Field Marshal is not the totality of the Anglophone Crisis. In fact, Field Marshal only rose and became known as a result of the Anglophone Crisis. Six years down the line, one would expect that our leaders would have understood that a military offensive is not working. Countless warlords or militia fighters have been killed, but more and more keep cropping up.
This should be an indication to government that the military solution is NOT working and that dialogue is the way out. Boasting about killing one warlord is not going to end the Anglophone Crisis. It does not take a magician to understand that Field Marshal’s demise will likely not change the status quo.

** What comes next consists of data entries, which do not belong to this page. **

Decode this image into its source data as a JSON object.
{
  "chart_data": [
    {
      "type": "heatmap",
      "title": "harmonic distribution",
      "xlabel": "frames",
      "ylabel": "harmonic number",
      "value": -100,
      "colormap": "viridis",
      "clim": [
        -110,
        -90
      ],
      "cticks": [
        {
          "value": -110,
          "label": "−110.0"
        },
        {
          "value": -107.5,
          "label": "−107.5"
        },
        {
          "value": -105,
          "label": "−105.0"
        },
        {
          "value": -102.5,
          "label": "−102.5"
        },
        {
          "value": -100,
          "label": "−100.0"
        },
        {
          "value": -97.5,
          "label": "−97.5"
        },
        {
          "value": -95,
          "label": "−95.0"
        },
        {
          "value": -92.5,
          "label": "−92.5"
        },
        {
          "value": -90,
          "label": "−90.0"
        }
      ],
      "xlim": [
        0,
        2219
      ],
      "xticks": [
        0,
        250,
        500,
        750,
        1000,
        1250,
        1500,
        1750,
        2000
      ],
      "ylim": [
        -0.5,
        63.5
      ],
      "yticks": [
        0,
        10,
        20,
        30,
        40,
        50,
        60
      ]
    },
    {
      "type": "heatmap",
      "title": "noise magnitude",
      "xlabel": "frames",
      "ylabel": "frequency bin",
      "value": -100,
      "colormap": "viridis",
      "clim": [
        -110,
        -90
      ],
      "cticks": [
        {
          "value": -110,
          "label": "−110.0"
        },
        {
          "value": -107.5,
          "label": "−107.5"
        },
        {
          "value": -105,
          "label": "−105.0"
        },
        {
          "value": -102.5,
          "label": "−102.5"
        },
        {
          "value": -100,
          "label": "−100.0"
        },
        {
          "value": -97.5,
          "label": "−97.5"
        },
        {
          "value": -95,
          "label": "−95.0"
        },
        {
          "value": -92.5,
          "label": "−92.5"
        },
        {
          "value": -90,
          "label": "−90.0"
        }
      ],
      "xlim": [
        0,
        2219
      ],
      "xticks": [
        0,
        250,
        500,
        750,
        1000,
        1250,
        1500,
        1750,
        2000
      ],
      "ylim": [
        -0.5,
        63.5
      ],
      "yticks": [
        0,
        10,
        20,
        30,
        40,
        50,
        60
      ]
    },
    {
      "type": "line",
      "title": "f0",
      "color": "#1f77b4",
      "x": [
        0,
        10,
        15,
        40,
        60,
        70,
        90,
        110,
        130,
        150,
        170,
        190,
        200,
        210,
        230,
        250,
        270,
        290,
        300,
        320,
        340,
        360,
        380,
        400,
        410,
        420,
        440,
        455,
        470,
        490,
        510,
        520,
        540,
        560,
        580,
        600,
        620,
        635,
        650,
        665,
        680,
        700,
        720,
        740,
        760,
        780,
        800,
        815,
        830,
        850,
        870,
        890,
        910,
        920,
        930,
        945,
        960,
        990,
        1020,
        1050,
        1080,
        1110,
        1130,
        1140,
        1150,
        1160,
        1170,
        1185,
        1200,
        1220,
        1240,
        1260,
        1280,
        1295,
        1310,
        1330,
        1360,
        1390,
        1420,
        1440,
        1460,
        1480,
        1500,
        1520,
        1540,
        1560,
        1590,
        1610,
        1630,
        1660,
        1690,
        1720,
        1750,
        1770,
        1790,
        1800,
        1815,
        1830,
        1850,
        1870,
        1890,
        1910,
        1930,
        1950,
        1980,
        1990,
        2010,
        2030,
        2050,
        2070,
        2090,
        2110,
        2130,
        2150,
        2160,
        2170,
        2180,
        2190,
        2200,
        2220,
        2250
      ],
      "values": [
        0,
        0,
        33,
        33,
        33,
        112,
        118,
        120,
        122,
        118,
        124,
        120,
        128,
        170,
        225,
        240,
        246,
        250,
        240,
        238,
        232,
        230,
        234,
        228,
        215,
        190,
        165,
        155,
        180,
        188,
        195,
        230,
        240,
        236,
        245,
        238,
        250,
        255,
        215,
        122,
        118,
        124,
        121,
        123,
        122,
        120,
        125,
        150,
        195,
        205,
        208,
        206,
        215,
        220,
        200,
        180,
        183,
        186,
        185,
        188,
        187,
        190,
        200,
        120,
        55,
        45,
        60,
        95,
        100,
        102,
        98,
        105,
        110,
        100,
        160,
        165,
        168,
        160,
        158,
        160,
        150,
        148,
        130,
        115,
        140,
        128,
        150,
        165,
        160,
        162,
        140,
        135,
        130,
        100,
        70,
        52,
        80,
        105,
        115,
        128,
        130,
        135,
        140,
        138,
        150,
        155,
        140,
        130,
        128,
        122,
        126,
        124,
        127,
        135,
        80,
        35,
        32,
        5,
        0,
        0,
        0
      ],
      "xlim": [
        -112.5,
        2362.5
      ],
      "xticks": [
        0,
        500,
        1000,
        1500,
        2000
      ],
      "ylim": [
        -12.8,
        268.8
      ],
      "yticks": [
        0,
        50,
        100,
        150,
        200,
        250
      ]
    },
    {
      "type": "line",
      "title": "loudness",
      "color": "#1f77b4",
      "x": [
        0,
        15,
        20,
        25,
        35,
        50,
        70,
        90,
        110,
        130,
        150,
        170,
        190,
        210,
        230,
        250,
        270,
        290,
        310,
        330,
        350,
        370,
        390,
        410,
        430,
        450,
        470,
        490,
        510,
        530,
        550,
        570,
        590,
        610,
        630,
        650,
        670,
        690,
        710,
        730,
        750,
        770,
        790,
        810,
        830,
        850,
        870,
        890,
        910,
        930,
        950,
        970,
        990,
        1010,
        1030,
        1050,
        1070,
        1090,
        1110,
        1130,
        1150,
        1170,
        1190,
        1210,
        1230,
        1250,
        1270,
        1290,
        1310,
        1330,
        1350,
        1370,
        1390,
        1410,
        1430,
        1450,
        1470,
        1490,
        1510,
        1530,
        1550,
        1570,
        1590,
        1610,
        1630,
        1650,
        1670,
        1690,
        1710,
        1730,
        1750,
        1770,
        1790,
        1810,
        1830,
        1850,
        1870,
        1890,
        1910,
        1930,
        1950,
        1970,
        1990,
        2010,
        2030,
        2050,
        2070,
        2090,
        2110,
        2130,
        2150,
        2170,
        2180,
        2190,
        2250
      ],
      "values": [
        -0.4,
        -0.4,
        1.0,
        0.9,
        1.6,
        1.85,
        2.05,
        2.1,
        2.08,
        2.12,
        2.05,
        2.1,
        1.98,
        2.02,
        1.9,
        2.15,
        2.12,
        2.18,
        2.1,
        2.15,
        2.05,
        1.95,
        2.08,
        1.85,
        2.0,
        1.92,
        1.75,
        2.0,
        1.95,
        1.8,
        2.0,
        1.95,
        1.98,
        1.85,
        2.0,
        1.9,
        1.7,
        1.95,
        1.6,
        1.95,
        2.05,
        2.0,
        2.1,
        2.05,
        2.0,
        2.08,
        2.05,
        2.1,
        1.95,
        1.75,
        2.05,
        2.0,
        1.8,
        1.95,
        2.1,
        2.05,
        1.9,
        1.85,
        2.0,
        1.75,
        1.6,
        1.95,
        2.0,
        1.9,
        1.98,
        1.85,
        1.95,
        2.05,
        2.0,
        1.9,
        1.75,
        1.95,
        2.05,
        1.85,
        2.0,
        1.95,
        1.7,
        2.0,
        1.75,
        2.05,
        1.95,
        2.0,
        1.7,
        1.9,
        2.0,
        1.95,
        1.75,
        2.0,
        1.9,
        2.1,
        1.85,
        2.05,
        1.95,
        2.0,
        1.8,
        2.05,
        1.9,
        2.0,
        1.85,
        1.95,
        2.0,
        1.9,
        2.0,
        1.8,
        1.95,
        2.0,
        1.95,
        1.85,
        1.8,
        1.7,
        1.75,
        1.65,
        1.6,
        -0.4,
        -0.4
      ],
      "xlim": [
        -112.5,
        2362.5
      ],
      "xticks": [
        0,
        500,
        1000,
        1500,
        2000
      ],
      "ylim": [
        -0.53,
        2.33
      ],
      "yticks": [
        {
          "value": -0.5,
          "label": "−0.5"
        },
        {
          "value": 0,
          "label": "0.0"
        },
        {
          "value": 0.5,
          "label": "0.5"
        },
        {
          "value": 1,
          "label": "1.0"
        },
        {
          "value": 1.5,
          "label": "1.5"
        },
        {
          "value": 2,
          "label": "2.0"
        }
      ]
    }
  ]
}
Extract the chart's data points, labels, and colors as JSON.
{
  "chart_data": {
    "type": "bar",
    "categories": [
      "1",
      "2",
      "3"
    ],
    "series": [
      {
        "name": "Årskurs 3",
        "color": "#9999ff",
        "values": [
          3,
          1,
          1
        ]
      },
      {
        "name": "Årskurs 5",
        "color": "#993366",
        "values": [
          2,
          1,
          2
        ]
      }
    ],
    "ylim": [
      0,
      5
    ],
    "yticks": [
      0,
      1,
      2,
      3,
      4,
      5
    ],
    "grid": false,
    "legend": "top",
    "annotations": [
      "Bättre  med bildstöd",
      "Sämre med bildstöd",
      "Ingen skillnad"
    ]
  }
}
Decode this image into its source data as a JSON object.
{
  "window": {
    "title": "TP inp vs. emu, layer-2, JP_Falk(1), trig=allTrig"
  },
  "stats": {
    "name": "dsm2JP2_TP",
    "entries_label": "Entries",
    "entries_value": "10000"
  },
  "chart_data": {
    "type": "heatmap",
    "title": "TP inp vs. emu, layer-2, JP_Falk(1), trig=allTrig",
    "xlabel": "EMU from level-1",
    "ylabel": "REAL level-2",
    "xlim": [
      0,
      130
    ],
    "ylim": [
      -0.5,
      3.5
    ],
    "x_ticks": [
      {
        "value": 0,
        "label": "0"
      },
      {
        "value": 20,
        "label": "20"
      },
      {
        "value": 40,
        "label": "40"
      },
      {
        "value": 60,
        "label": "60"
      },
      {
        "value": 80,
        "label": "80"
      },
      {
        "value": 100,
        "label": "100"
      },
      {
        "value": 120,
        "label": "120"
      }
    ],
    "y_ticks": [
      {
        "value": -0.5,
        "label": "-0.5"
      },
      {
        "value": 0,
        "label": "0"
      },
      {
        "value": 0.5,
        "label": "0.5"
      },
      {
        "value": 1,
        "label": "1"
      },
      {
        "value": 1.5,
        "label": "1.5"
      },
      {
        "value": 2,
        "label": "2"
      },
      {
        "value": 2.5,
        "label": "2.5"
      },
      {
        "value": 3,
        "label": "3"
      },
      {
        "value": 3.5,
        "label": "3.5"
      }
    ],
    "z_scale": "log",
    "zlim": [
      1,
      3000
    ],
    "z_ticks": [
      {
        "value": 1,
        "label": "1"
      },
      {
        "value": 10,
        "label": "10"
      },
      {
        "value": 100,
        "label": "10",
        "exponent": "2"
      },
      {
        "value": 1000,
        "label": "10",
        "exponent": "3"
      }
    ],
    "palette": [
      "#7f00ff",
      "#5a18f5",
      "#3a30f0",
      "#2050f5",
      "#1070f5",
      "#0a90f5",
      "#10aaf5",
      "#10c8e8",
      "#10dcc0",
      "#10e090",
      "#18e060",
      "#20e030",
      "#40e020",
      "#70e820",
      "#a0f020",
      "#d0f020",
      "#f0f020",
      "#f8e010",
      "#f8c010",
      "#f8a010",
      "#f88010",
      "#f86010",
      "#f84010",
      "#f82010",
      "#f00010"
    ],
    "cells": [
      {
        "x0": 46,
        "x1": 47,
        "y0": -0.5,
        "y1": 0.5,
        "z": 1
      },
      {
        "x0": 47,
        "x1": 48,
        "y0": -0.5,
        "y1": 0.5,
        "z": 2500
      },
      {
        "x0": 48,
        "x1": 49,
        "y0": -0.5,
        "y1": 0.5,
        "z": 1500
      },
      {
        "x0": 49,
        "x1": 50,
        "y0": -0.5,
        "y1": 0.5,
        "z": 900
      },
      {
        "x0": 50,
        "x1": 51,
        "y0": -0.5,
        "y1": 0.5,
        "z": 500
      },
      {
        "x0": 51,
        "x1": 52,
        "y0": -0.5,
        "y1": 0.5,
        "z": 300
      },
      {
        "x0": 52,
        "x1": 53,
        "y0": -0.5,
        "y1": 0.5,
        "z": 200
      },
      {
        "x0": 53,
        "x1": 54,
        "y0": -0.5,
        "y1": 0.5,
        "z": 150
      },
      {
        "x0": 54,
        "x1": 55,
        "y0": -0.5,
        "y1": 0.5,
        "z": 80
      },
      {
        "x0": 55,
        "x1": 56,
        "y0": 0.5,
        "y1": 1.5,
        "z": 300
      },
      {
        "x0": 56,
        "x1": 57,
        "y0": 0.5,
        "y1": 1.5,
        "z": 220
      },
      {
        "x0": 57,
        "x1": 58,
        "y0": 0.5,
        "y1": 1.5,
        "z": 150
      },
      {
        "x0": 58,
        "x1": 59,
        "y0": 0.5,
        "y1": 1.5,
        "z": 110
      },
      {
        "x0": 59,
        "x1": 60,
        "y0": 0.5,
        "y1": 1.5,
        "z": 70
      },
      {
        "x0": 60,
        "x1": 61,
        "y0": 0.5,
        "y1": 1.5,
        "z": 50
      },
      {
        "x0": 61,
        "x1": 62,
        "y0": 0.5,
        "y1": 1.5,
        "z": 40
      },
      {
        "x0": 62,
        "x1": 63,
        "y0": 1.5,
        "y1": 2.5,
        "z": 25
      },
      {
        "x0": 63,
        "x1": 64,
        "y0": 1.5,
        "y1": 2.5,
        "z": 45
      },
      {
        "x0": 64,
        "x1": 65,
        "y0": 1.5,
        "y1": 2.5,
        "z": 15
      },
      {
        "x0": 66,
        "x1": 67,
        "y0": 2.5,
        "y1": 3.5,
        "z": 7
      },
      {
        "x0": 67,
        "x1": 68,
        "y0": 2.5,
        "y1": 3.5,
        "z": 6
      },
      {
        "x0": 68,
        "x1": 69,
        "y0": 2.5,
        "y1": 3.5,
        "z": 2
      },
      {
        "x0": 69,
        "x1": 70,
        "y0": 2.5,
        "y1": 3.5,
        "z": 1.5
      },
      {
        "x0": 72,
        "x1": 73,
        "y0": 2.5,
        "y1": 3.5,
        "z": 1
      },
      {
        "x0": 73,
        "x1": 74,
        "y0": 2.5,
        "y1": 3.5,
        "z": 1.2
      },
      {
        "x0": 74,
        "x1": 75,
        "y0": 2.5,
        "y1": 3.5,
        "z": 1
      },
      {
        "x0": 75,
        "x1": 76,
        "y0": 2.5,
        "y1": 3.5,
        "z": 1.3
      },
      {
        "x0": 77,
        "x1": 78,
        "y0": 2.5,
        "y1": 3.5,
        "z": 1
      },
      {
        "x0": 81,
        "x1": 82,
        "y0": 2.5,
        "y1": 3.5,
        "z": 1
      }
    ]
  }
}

Several generations of English-speaking Cameroonians have taken up this struggle at different times and in different ways. This may likely be the case unless the authorities take steps to hold an inclusive dialogue and take time to listen (not lecture) the people about what they want and feel is best to address the concerns they have raised for the past several years.
Failure to do so will only help the words of Pakistan’s Malala to ring true:
“They can only shoot a body. They cannot shoot my dreams, they cannot kill my beliefs”.